Crustal velocity structure across the eastern Snake River Plain and the Yellowstone swell

Abstract

Teleseismic receiver functions are used to estimate the crustal structure beneath a 36-station, 500-km-long, NW oriented linear array centered on the eastern Snake River Plain and crossing the Yellowstone hotspot swell 250 km SW of Yellowstone. Structure derived previously for this region from wide-angle reflection data is used as an initial model, and this structure explains most features observed in our receiver functions.
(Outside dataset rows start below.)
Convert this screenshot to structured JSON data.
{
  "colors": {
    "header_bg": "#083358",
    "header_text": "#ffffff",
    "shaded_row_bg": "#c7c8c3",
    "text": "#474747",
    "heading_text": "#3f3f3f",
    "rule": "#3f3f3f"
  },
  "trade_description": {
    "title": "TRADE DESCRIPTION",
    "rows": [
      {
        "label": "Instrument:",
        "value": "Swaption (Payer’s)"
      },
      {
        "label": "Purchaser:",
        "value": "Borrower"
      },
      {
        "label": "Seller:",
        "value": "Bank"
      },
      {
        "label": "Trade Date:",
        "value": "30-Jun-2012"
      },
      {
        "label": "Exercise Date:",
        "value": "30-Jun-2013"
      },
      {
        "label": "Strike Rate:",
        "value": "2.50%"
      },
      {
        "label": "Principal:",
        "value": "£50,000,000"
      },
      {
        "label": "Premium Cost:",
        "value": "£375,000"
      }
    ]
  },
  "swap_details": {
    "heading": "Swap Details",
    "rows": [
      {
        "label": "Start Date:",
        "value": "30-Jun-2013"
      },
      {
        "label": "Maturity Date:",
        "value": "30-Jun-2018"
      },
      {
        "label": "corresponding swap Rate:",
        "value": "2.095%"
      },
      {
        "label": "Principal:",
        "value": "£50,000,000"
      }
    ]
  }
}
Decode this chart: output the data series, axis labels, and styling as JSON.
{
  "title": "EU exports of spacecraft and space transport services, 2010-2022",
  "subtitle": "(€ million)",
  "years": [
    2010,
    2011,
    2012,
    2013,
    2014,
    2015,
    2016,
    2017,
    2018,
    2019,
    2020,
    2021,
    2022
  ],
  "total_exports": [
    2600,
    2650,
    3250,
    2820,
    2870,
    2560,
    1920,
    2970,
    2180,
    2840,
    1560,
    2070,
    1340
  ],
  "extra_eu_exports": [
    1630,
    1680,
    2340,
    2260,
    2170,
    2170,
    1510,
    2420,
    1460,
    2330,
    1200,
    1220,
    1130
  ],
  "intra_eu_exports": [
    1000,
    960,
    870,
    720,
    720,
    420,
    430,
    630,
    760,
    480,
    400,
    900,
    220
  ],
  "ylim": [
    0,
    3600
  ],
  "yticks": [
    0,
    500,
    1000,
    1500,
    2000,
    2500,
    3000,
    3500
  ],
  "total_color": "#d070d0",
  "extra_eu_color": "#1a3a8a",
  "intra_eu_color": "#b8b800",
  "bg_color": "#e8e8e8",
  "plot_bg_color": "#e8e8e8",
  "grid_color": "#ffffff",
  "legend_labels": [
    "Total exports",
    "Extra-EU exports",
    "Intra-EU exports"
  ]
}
Based on a combination of forward and inverse modeling, our data require several modifications to the initial structure: (1) Moho depth is ∼42 km beneath most of the Snake River Plain, shallows to ∼37 km to either side, and thickens abruptly to ∼47 km beneath SW Wyoming; (2) a midcrustal layer interpreted previously as a ∼9-km-thick gabbroic sill is flat topped across the entire ∼90 km width of the Snake River Plain; and (3) a low-velocity layer is found beneath and southeast of the Snake River Plain, which probably is partially molten lower-most crust. Using the seismic structure of the crust to estimate the crustal load upon the mantle, and assuming local isostasy, we calculate that mantle beneath the Yellowstone swell is approximately uniformly as buoyant as 12-million-year-old ocean mantle, and more buoyant than the adjacent Wyoming mantle by an amount equivalent of ∼1.5 km of elevation. The transition between these regions of greatly different mantle occurs across a major Paleozoic boundary that now separates the Basin and Range from the Rocky Mountains.